The Liberal Democrats are now the bookies’ favourite to win in the Conservative stronghold of North Shropshire in Thursday’s by-election, according to reports, following weeks of allegations that Boris Johnson’s government had broken lockdown rules last winter while the rest of Britain was forced to cancel Christmas gatherings.
The North Shropshire seat, left empty after the resignation of Conservative Brexiteer Owen Paterson over alleged lobbying, had been in the hands of the Tories for all but two of the last 190 years. While having gained close to a 23,000 seat majority in the December 2019 General Election, the Liberal Democrats, which two years ago had finished third with just 10 per cent of the vote, is now the bookmakers’ favourite to claim the seat this week.

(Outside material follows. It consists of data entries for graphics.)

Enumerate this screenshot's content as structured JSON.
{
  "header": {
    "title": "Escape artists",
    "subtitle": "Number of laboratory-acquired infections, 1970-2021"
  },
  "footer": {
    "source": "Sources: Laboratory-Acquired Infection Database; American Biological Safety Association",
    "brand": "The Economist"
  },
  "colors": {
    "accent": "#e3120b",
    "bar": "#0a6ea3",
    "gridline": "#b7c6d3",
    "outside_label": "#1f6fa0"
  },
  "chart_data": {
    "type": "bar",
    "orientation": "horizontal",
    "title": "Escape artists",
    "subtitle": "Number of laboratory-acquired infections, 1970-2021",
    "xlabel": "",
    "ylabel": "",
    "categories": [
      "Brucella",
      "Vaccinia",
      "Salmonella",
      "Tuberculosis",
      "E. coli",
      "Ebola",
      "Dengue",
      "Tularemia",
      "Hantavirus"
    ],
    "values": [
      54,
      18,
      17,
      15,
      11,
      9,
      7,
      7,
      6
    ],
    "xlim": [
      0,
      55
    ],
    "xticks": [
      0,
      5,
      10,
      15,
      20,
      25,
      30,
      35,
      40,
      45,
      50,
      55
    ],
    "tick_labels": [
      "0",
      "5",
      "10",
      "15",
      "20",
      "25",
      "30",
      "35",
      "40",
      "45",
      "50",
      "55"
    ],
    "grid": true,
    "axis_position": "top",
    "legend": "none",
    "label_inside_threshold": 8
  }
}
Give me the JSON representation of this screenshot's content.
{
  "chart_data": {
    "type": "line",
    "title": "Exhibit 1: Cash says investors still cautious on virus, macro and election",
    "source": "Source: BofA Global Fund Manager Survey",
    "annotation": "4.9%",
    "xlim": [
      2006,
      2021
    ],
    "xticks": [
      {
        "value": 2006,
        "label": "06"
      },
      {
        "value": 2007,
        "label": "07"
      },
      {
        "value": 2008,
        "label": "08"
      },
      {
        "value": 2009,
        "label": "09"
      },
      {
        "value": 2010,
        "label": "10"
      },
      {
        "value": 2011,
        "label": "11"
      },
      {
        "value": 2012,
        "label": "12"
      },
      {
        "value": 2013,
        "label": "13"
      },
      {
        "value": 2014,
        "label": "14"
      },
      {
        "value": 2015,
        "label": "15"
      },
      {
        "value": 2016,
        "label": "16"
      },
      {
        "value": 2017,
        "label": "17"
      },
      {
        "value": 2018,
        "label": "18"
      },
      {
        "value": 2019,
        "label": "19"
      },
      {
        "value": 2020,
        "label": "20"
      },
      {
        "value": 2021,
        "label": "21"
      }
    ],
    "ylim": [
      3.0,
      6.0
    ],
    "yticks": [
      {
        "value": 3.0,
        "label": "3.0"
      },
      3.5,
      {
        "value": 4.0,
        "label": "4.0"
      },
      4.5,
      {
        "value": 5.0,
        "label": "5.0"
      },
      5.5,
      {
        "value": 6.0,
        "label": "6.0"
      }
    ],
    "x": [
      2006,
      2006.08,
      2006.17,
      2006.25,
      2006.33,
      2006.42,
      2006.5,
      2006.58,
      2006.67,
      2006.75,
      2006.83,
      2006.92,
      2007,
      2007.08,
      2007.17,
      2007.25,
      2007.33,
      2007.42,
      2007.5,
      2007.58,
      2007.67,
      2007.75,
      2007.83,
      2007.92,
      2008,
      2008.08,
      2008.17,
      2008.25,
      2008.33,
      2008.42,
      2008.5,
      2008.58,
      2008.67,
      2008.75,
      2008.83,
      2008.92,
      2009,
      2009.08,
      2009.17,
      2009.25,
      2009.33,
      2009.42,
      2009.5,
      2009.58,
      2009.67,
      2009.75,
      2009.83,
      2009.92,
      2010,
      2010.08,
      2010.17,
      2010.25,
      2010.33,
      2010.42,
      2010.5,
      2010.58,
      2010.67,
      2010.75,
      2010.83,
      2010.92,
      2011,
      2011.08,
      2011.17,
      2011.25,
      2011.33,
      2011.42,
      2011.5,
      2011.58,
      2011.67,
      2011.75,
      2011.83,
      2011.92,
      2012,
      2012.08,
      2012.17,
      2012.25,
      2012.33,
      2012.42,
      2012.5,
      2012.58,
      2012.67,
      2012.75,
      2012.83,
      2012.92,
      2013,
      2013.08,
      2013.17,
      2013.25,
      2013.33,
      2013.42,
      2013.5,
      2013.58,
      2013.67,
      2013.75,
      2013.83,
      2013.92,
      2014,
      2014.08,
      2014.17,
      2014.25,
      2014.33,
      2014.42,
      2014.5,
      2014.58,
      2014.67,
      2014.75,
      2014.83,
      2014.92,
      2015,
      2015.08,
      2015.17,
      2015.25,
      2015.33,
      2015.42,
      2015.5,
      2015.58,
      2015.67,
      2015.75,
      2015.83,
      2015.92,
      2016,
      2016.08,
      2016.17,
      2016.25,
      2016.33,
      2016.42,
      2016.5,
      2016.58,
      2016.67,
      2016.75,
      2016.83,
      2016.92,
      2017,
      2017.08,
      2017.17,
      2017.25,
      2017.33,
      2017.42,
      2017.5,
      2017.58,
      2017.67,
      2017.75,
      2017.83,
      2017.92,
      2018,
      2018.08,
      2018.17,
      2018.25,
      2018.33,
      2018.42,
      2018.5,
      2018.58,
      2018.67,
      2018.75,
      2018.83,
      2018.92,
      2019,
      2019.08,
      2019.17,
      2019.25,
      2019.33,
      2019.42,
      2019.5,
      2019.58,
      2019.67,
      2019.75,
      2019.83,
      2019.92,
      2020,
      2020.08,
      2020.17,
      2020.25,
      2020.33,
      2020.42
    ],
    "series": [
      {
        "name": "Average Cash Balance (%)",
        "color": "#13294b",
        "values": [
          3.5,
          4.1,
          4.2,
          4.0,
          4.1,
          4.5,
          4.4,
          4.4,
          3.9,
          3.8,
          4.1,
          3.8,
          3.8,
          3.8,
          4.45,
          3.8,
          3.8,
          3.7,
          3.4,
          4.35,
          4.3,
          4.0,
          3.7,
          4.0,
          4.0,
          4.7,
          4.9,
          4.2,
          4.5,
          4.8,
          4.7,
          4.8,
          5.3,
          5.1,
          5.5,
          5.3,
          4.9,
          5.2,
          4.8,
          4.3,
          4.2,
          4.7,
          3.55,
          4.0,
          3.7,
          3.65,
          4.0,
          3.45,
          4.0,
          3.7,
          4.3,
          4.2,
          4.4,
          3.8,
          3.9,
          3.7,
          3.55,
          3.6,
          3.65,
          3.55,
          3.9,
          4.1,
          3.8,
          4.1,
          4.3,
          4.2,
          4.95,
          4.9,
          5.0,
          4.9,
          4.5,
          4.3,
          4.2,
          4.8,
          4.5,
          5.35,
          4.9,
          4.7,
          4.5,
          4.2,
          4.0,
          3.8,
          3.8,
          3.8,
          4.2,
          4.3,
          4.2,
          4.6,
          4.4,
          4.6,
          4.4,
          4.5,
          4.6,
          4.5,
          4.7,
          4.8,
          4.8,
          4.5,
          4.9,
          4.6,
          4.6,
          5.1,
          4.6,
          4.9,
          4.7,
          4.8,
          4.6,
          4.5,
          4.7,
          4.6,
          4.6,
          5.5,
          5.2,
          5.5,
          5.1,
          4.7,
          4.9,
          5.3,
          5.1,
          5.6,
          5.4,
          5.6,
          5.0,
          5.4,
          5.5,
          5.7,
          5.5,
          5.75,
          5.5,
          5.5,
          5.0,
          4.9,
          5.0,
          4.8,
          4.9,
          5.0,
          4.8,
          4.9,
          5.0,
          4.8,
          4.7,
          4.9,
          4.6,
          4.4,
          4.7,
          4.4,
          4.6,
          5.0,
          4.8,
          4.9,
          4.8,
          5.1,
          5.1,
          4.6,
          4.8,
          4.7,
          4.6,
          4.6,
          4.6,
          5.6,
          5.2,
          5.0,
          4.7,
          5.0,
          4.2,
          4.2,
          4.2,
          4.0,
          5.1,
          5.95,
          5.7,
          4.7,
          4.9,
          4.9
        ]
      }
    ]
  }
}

The Guardian reports that bookies now have Liberal Democrat candidate Helen Morgan as the favourite at around 1/2, while the odds for Conservative candidate Neil Shastri-Hurst have lengthened to 6/4.
While according to internal Lib Dem polling reported by The Times, the left-wing party is now in a dead heat race with the Conservatives.
The Liberal Democrat deputy leader Daisy Cooper also claimed that while campaigning in North Shropshire last weekend, she had observed that support for the Conservatives “has collapsed”.
“We are now neck and neck with the Conservatives and our campaigners are flooding into the constituency from across the country,” Ms Cooper alleged.
However, a senior Liberal Democrat source has told The Times: “We certainly don’t consider ourselves favourites. It’s more likely we’ll come a close second.”
Even if the Conservatives hold the seat, winning with the Lib Dems in a “close second” would still represent a blow to Boris Johnson’s authority, when just two years ago, he swept the country, taking seats in Labour strongholds in the biggest victory for the Conservatives since the Thatcher era.
The reports come during a succession of alleged scandals and criticisms for Boris Johnson and his administration, after reports that Downing Street and other government departments had had several parties last winter, despite the laws stipulating that public gatherings were banned, consequently resulting in many Britons cancelling their Christmas plans.
Johnson has also been accused of misleading officials over the cost of refurbishing his Downing Street apartment after the Electoral Commission fined the Conservatives nearly £18,000 for failing to accurately report a donation used to pay for the redecoration.
Further, the prime minister faced a massive rebellion from within his own party over the vote to trigger Plan B measures, including widening the mask mandate, encouraging people to work from home, and introducing for the first time in England domestic Covid passports. Mr Johnson has also faced massive criticism when last week he suggested that in the future the country will have to have a “conversation” about mandatory vaccination.
Speaking on the impending by-election, Ben Harris-Quinney, chairman of the UK’s oldest conservative think tank The Bow Group, told Breitbart London that while it was impossible to know the outcome, he predicted that in the event of a Conservative win, there will be a significantly-reduced majority, with a new MP “very unlikely” to be a real conservative.
The Bow Group chairman added that there only remains a shrinking number of “solid conservatives” in the Conservative Party who are “the only genuine opposition this country has left”.
Mr Harris-Quinney told this publication: “Owen Paterson was a backbench rebel, but due to the Conservative Party screening out real conservatives as candidates since 2005, his replacement is very unlikely to be.
“During Owen Paterson’s time in Parliament, the Conservative Party has ceased to be conservative, and I think people are waking up to that and to the rank hypocrisy that now runs through the party’s core. It’s impossible to know what the result will be on Thursday, but I predict the Conservative majority will be significantly reduced and the vote for a combination of Reform, Reclaim, and UKIP will be higher than we have seen in a long time.
“What it underlines is the necessity for the right to unite around one party so that party can start to place real pressure on the Conservatives, as UKIP did in 2014 and leading up to the Brexit vote.”